Case of the Month June 2006

Recurrent Pregnancy Loss

Anne Bode MD, Patricia Canfield MD

 

Discussion

Answer: B Correct.

This patient has a mutation in the enzyme methylenetetrahydrofolate reductase (MTHFR). This is a very common genetic mutation with approximately 44% of the population being heterozygous and 12% being homozygous for the mutation. MTHFR is crucial in the biochemical pathway that converts the amino acid homocysteine into methionine. In order for this pathway to properly function, vitamins B12, B6 and folic acid are required as co-factors. (See figure below.)

MTHFR

MTHFR converts 5,10, Methylene-tetrahydrofolate into 5-Methyl-tetrahydrofolate, which in turn lends a methyl group to homocysteine in order to create methionine. If MTHFR does not function properly homocysteine does not acquire the methyl group needed to become methionine and an excess of homocysteine accumulates.

This patient had a homozygous mutation which replaced cytosine with thymine at the 677 position in the gene for MTHFR. This mutation is commonly denoted as C677T. The mutated gene does not cause the enzyme to become completely defunct, but rather reduces the efficacy of the enzyme. A homozygous mutation will cause the enzyme to work at approximately 35% to 50% of normal. This mutation is known to be “thermolabile” meaning that the enzymatic activity begins to decrease when the temperature reaches 37 C.

A second genetic mutation that affects MTHFR is the A1298C mutation which replaces adenine with cytosine. Homozygotes for this mutation do not have higher serum homocysteine levels unless there is also a heterozygous mutation for C677T. The enzyme activity is slightly decreased, but not enough to cause a build-up of homocysteine.

The reduction in MTHFR activity subsequently results in an increased amount of homocysteine. Homocysteine has been found to be a risk factor in a number of medical conditions including thrombosis, coronary artery disease, miscarriage, and neural tube defects. The exact mechanism by which these complications occur is currently unknown, however, some literature suggests that increased levels of homocysteine are toxic to vascular endothelial cells. Under normal circumstances, vascular endothelium is thromboresistant. When injury to the endothelial cells occurs, vWF is released, platelets are activated and the coagulation cascade is initiated resulting in thrombosis, infarction, acute coronary events and perhaps fetal loss.
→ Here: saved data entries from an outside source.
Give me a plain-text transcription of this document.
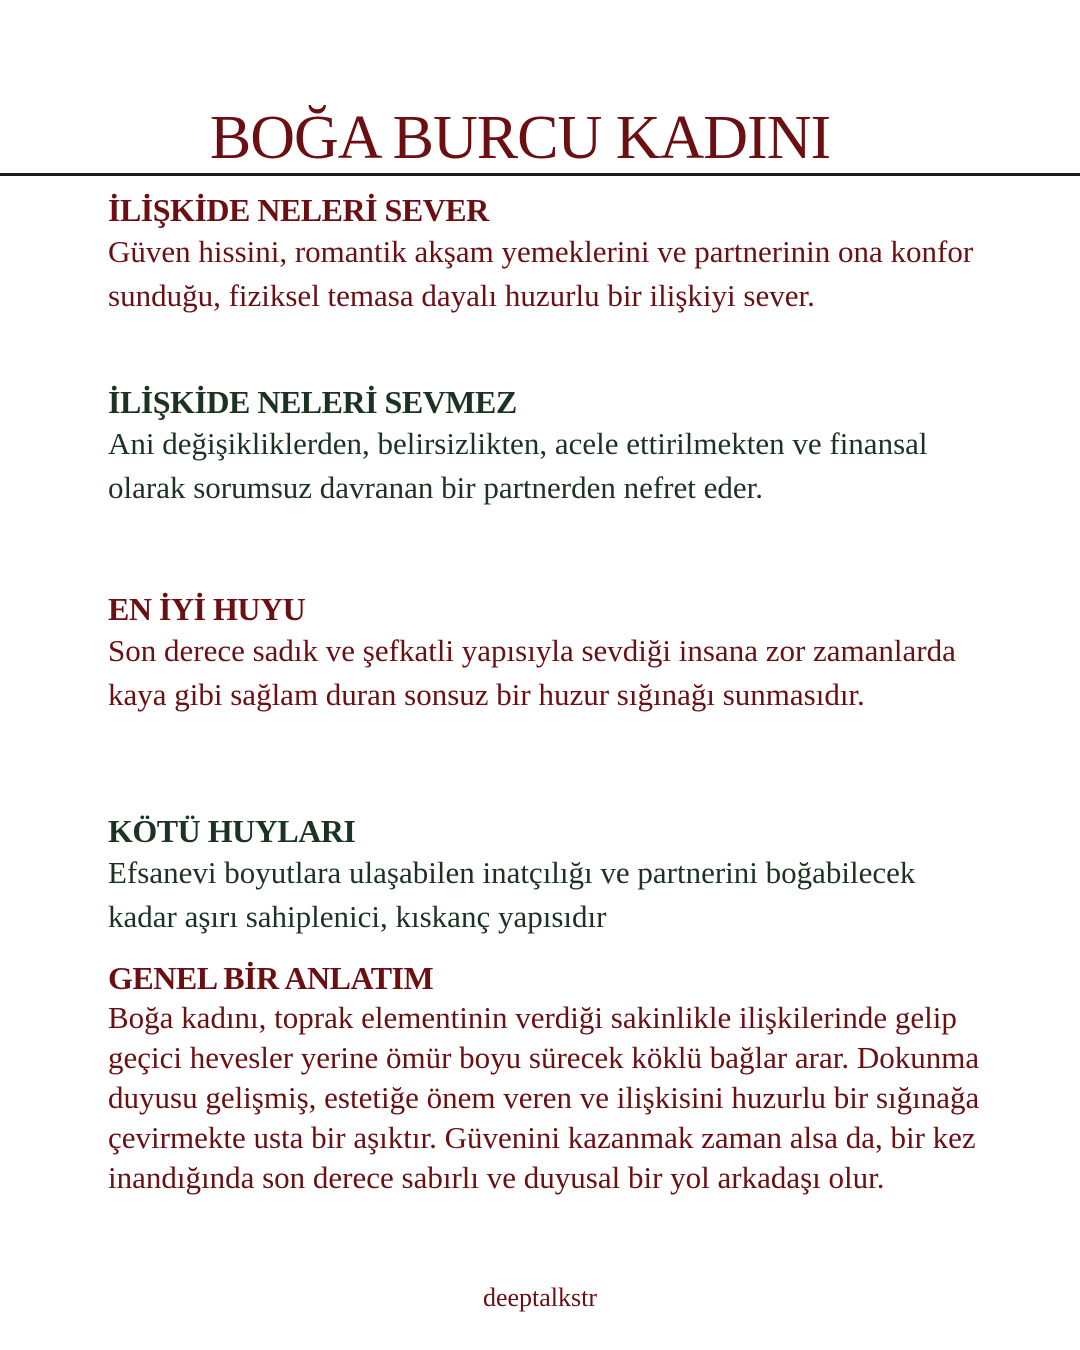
BOĞA BURCU KADINI
İLİŞKİDE NELERİ SEVER

Güven hissini, romantik akşam yemeklerini ve partnerinin ona konfor sunduğu, fiziksel temasa dayalı huzurlu bir ilişkiyi sever.

İLİŞKİDE NELERİ SEVMEZ

Ani değişikliklerden, belirsizlikten, acele ettirilmekten ve finansal olarak sorumsuz davranan bir partnerden nefret eder.

EN İYİ HUYU

Son derece sadık ve şefkatli yapısıyla sevdiği insana zor zamanlarda kaya gibi sağlam duran sonsuz bir huzur sığınağı sunmasıdır.

KÖTÜ HUYLARI

Efsanevi boyutlara ulaşabilen inatçılığı ve partnerini boğabilecek kadar aşırı sahiplenici, kıskanç yapısıdır

GENEL BİR ANLATIM

Boğa kadını, toprak elementinin verdiği sakinlikle ilişkilerinde gelip geçici hevesler yerine ömür boyu sürecek köklü bağlar arar. Dokunma duyusu gelişmiş, estetiğe önem veren ve ilişkisini huzurlu bir sığınağa çevirmekte usta bir aşıktır. Güvenini kazanmak zaman alsa da, bir kez inandığında son derece sabırlı ve duyusal bir yol arkadaşı olur.

deeptalkstr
It has been shown that by providing high levels of the cofactors required in the pathway (folate, B12, and B6) the decreased enzymatic activity can be compensated for and homocysteine levels will be decreased. Therefore, this patient should increase her intake of these vitamins in order to treat her genetic disorder. A low-dose aspirin every day has also been given to these patients along with the B vitamins in order to reduce the risk of a miscarriage caused by placental infarction. This is necessary only when the level of homocysteine continues to be elevated after treatment with B6, B12 and folate. Heparin has not been found to be necessary in these patients (Answer A). Heparin is a common treatment for pregnancy loss due to anti-phospholipid syndrome and systemic lupus erythematosus. There is no reason to advise against pregnancy in this woman (Answer D). Pregnancy is advised against if there is a serious risk to the mother’s life. Therapeutic intervention is usually not necessary in patients with a history of one miscarriage because this is considered statistically “normal”.

References

  1. Hultdin J. High homocysteine levels in elderly [editorial]! Rondel 2003; 14. URL: http://www.rondellen.net
  2. Bailey L and Gregory J. (1999) Polymorphisms of Methylenetetrahydrofolate Reductase and Other Enzymes: Metabolic Significance, Risks and Impact on Folate Requirements. Journal of Nutrition. 1999;129:919-922.
  3. Botto L., Yang Q. (2000) 5,10-Methylenetetrahydrofolate reductase Gene Variants and Congenital Anomalies: A HuGE Review. American Journal of Epidemiology. 2000;151:862-877.
  4. Moll, Stephen. FVL. Thrombophilia Support Page. 2004. December 12, 2005. www.fvleiden.org/ask/51.html.
  5. MTHFR. Evanston Northwestern Healthcare Division of Maternal Fetal Medicine. 11/13/2003. December 12, 2005. www.fetal-medicine.com/MTHFR.htm.